I have since started a petition on change.org that will go to the Texas Department of Health, under human rights.(My son had the right to be born, and I had the right to birth him). I have two other children, both born at 38 weeks, I cant help but wonder if they’d be here with me if that rule applied 10 years ago. We can pray this doesn’t happen to another mother to be.

The “sickeningly sweet poison” of homebirth advocacy continues to flow

Tara Dukaczewicz generously gave permission to reprint her Facebook comment as a guest post:

Rewind to this time a year and half ago, my baby was 5 months old and I was firmly entrenched in the online natural childbirth community.

My favorite was Birth without Fear. I was researching home birth midwifery for my next baby, becoming “informed” I learned all about how OBs were really just surgeons and interventions were for their own convenience. I learned how prenatal testing was optional and every woman had an innate ability to give birth and that birth was safe. In my head I was doubtful, because my pregnancy was complicated and difficult,and my baby had issues after his birth.

I learned how mothers who had interventions should be mournful and were to be pitied. Their inherent “woman-ness” was stripped from them and they and their babies had become part of the assembly line of hospital birth. How c/sections weren’t births, they were extractions. I began to feel a deep uneasiness as serious pregnancy complications were brushed off as pretend and women were urged to homebirth even with placenta previa and pre-eclampsia. It began to feel wrong to me that these self-styled educators were dispensing medical advice. And I began to raise some cautious objections.

I was surprised and sickened at how these women turned on me, condescension, outright spite, and name calling.

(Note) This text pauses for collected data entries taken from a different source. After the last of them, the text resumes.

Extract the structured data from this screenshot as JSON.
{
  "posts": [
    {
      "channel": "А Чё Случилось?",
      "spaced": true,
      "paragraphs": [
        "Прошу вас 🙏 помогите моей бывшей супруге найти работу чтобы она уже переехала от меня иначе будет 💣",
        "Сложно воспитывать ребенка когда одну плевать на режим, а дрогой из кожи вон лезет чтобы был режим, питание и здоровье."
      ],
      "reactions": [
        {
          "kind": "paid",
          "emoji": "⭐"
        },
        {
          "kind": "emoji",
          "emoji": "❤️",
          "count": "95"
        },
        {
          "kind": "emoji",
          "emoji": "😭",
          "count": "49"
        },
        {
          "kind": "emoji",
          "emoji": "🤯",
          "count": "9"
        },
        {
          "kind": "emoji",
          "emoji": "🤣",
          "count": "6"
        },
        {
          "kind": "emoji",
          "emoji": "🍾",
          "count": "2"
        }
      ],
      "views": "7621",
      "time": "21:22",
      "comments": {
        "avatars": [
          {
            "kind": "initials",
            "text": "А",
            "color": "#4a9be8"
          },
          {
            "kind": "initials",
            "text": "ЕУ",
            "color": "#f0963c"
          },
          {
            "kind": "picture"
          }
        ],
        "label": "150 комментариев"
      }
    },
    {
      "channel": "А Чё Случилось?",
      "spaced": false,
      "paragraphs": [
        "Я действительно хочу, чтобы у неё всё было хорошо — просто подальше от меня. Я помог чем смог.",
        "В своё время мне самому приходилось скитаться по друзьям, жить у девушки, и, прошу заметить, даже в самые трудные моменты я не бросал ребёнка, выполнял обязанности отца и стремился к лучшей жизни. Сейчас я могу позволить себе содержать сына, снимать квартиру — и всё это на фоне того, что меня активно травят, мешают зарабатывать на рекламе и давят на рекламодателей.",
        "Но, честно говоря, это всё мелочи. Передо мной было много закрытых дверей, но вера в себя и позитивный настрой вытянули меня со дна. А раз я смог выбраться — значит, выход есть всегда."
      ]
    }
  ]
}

Then I noticed it happening everywhere. I remember one thread on the Unnecessarian, a woman verbally flayed for having a c/s. They picked at her like vultures, reducing her to a grovelling mess. If she wasn’t traumatized by her c/s she certainly was after this treatment.

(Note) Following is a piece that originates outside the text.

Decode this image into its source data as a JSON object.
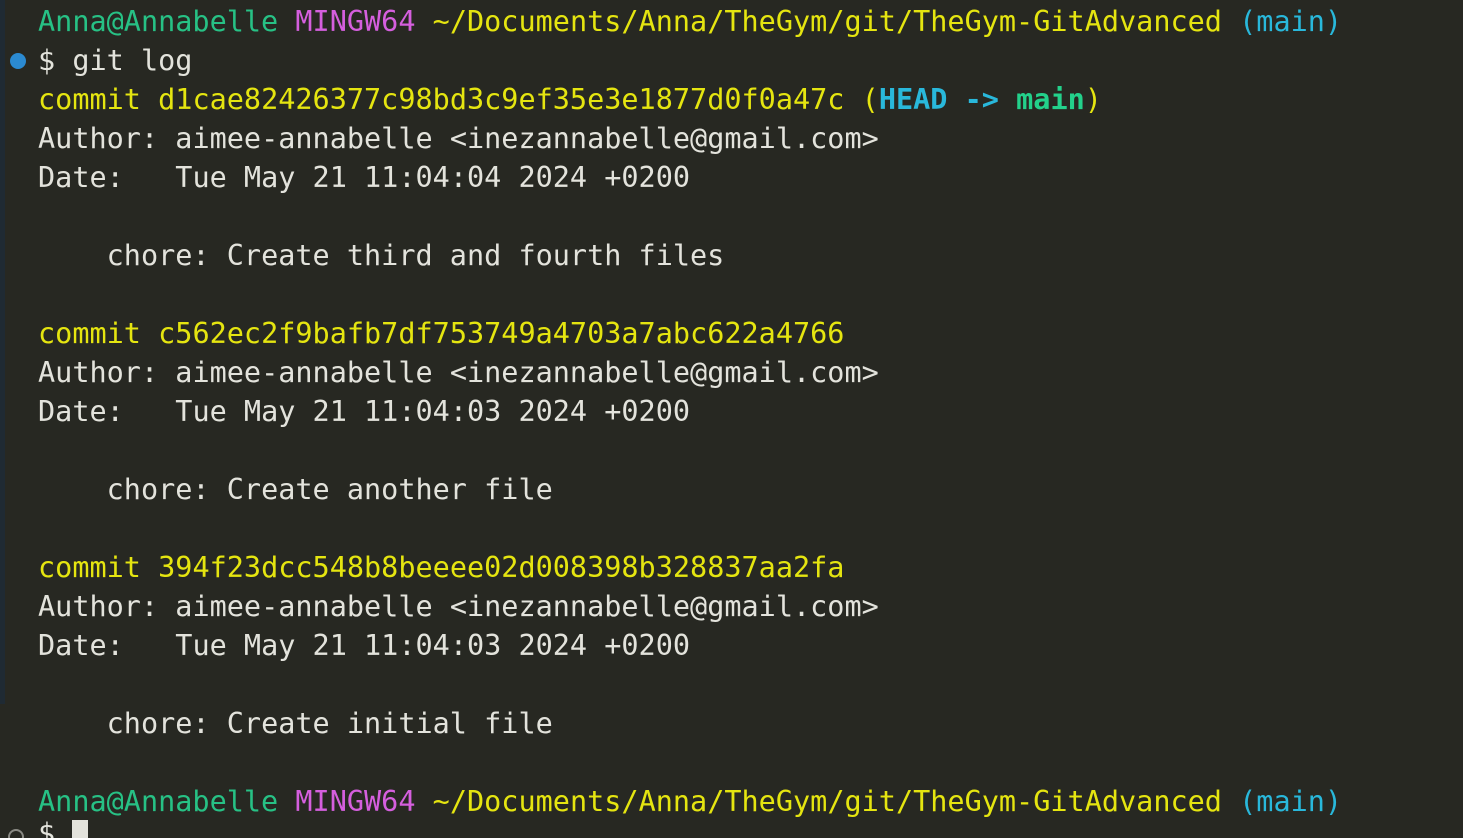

I witnessed the most revolting treatment of a woman who lost her baby to a heart defect, and a mother who lost her baby to the hands of incompetent midwives told she had to own her outcome. She was blasted for posting pictures of her beautiful stillborn son. That face haunts me, a head of dark hair, so much like my own son. I cried for days, holding my boy tightly until he squirmed. It killed me to think how this mama would never hold her baby again.

But still the sickeningly sweet poison continues to flow; mothers are urged by these friendly cult leaders to do things that no one should ever do. But people like me and my friends are silenced and shunned. Their followers talk about how we must hate life and feel sorry for our children because we can’t see the perfection in birth and can’t dismiss the dangers that are so obvious to us. Blogs like Mama birth, The Mom:Informed, Made to birth, and Birth without Fear shame and cajole women into blindly following them like lemmings over the cliff. They appear to be so sweet and positive and out to educate women, but I believe they only want a cult following. And they do not care who pays the price.

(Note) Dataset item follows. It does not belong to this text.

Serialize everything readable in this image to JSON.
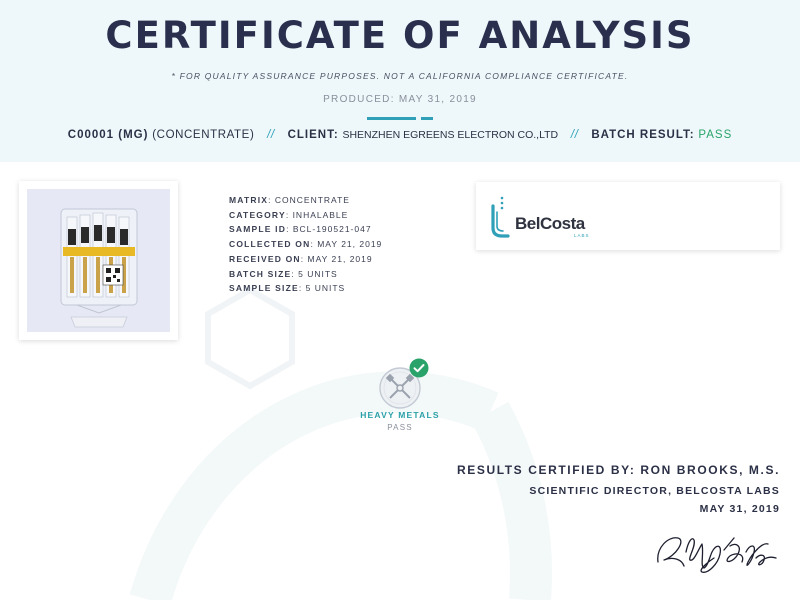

They swarm around midwives like flies on carrion, making support pages and donating money for their legal fee and ostracizing the mothers of the babies they have allowed to die. I have been at the center of some ugly business in the last few days that has me questioning whether or not this is really worth it. Maybe I want to give up on the women who have been wooed into the pit. They certainly hate me for my troubles, let them risk their lives and their babies lives.

But at the center of this are the few who are really listening, and don’t know that it’s okay to have doubts about birth. They stay on the fringes, afraid to speak up. And they are coming, slowly, to the surface. I just want to tell you that we are here, and we welcome you, no matter how you birth and no matter how you choose to parent. You don’t have to pass a test or follow a set of criteria to find acceptance.

And to the rest of you, I truly hope you never find out how right we are.